If Henri *had* been 26, I could buy that she was a workaholic driven by ambition and focused on her career to the exclusion of all else. I could believe that she was facing a quarter-life crisis and grappling with the realization that her life was going in the wrong direction. Actually, I could believe that of a 56-year-old if the circumstances of her life were different--multi-dimensional instead of a negative caricature of "Big City Life." It feels as though Henri was intended to be 26, but the author wanted to include all the nostalgia of life in the 1970s & 80s, which she couldn't do without making Henri a generation older. And it just doesn't work.
I did appreciate the nostalgic bits--I am old enough to have grown up with the excitement of those huge Wish Books at Christmastime that came from Sears and Montgomery Ward. However, I'm also old enough to know that NO ONE in 1975 was excited to get Star Wars figurines for Christmas, as is asserted in the opening of the book, because Star Wars didn't come out until 1977. That was just the first of several anachronisms.
One other thing really bugged me: toward the end, when Henri's boss & rival showed up at her family's store "unexpectedly" (it was telegraphed so hard...), Ms. Shipman describes the two of them sitting on the giant Santa throne in an "unchristian" way. I'm assuming she meant something akin to "lewd" or "x-rated," so the term raised my hackles. And then I snort-laughed at the implication that Christians don't have sex. Sure would be a lot fewer if that were true!

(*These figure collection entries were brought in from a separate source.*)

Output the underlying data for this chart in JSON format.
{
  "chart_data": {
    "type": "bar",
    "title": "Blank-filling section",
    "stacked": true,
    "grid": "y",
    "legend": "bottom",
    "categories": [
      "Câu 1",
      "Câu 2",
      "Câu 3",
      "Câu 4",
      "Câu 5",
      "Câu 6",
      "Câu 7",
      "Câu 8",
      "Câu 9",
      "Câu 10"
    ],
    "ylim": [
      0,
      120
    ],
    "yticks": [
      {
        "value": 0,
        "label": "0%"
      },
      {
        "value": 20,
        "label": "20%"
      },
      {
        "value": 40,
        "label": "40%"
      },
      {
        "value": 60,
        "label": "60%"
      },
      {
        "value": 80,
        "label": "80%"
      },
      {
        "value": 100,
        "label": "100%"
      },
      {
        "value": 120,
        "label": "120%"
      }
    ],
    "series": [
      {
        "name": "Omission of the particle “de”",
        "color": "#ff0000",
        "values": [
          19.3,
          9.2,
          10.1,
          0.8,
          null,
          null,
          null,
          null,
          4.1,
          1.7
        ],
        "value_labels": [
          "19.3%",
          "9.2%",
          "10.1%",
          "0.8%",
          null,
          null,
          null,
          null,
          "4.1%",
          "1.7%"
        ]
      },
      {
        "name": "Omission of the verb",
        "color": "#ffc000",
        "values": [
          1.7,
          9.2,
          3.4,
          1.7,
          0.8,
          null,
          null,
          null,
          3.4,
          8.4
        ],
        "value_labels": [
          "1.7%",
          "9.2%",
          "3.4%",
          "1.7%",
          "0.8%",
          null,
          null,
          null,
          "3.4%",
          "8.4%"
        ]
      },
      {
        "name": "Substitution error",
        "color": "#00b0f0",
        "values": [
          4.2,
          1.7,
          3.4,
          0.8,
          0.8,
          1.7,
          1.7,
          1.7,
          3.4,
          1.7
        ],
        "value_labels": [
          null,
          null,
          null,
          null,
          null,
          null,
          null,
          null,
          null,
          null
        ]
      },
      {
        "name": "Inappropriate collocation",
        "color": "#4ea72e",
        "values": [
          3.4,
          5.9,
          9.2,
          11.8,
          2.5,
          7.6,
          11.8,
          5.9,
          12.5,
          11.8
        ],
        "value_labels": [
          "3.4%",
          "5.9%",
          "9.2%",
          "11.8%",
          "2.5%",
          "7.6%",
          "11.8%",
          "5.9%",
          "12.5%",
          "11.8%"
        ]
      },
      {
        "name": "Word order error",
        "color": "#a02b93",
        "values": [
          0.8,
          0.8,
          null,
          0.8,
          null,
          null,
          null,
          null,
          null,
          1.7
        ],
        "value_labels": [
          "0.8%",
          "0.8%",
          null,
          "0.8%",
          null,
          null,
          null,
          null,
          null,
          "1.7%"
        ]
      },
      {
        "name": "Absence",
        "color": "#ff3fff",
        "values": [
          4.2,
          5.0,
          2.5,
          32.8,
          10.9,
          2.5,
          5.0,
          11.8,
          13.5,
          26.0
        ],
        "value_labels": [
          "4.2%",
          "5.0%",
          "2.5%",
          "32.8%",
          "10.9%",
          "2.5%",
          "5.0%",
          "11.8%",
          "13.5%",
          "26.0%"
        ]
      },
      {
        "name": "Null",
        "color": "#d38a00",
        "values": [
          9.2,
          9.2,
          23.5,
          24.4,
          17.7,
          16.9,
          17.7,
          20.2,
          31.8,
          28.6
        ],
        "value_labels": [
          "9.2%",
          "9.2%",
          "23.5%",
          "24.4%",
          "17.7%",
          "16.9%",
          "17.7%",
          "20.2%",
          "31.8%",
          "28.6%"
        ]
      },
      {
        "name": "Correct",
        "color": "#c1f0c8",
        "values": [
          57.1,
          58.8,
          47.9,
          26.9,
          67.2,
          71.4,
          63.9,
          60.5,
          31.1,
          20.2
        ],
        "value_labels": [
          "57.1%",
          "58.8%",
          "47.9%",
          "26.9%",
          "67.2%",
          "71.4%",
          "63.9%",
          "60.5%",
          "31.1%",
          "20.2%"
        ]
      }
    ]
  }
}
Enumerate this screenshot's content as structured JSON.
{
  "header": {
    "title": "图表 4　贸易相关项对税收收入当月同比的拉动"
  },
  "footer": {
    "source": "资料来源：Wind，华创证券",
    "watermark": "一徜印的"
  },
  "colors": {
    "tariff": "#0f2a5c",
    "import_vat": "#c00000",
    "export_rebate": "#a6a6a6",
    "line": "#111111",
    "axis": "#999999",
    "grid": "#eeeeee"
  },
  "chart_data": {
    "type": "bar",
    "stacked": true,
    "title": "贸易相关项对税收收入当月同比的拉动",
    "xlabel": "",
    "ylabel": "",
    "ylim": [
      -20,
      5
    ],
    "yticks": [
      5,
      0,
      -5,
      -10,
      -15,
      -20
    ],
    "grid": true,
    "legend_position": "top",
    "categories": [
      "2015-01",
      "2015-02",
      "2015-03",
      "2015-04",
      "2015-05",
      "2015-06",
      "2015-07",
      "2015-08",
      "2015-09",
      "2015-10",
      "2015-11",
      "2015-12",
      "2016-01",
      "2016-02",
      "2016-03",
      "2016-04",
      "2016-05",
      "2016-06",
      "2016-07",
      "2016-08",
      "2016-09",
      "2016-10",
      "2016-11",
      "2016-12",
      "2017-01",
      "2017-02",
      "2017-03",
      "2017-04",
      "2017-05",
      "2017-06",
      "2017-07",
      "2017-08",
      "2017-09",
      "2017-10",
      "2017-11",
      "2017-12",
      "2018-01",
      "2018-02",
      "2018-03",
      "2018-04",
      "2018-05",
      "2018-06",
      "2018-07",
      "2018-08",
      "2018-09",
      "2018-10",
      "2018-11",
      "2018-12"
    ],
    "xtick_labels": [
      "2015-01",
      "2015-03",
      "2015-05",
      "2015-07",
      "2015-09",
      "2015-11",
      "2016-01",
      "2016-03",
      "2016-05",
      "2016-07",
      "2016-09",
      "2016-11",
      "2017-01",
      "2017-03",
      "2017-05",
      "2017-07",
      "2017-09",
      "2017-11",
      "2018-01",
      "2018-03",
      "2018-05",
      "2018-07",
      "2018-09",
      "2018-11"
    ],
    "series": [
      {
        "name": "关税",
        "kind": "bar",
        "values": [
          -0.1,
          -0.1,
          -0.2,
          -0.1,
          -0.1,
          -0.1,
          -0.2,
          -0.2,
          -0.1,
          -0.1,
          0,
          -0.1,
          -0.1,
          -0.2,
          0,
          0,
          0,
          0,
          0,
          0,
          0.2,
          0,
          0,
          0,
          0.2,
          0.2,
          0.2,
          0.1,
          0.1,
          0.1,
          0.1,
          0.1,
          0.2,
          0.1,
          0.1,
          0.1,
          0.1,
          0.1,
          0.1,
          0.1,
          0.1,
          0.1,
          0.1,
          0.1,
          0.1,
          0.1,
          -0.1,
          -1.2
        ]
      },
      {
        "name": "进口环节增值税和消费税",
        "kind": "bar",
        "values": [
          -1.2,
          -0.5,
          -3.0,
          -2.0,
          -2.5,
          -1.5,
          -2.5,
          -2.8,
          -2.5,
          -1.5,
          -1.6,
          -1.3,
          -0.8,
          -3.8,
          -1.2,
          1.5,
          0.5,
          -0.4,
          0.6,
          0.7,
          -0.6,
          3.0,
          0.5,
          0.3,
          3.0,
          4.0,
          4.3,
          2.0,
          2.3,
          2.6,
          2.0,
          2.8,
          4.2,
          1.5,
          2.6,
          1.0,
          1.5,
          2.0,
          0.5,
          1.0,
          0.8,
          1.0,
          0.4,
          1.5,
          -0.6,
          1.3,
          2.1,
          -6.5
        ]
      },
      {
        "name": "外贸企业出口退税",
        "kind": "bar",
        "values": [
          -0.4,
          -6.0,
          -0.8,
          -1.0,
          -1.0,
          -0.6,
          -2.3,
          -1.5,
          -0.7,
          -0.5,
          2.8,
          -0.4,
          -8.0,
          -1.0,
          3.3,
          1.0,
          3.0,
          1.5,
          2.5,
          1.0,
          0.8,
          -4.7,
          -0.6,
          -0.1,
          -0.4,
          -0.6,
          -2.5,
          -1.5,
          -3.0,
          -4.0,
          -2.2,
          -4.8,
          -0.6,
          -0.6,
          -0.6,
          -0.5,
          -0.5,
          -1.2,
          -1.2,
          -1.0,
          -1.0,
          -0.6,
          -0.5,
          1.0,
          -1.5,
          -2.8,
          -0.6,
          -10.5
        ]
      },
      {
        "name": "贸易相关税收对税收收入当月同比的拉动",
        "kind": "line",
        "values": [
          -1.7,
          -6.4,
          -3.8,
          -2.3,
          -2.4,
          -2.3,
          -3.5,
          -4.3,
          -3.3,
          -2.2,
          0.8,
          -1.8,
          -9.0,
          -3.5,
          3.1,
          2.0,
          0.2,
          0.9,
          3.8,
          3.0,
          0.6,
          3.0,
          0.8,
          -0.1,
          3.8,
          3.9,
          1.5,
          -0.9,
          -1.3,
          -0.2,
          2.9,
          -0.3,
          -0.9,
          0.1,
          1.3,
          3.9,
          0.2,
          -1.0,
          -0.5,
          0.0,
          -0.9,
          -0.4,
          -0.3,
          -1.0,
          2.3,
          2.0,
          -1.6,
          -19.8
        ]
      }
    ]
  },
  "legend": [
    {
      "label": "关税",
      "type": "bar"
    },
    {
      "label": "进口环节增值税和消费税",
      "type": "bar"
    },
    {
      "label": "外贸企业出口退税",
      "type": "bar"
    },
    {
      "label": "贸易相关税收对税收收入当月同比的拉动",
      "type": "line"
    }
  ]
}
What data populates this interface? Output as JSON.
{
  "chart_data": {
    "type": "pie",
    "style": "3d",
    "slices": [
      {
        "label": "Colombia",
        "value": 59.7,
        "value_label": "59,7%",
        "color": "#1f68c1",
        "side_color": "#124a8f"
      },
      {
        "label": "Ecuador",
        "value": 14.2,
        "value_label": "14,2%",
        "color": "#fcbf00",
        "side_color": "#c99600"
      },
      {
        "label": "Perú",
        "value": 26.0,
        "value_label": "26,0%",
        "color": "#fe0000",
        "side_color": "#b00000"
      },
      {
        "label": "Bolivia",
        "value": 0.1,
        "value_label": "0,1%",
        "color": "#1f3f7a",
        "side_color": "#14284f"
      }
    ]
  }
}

As with all Hallmark Christmas movies, there was supposed to be a romantic theme. Again, it would have worked quite well if the main characters had been 26 instead of 56. Or if they had spent more time getting to know the people they've grown into over the past 35 or so years since Henri broke Shep's heart, and IF the people they have become were actually a good fit. But that was pretty much glossed over, aside from Shep's newfound maturity a la post-divorce therapy. Nothing at all with the realities of single-sided step-parenting (which I can promise you is tricky!). I honestly think the most real character was Shep's ex-wife Hannah, who had done some major self-reflection and personal growth that Henri and her childhood BFF had not. Well, Sophie might have done a bit. All that is to say, the romance aspect of the book, which is usually my favorite part of a Hallmark Christmas movie, was both incidental to the main story and disappointingly paper thin.
For readers' advisors: I'm going with setting doorway as primary, for the descriptions of Frankenmuth and all its snowy businesses. There was no sex or violence, only a little swearing and a fair amount of drinking. Don't suggest this book to anyone who cares about complex, well-developed characters or a compelling plot, but it will probably appeal to readers who don't care about those things and just want to inhabit a Bavarian Christmas fantasy-land for a while. In that, it succeeds!
Nevertheless, I am very grateful to NetGalley and the publisher for the free eBook ARC in exchange for my honest opinion.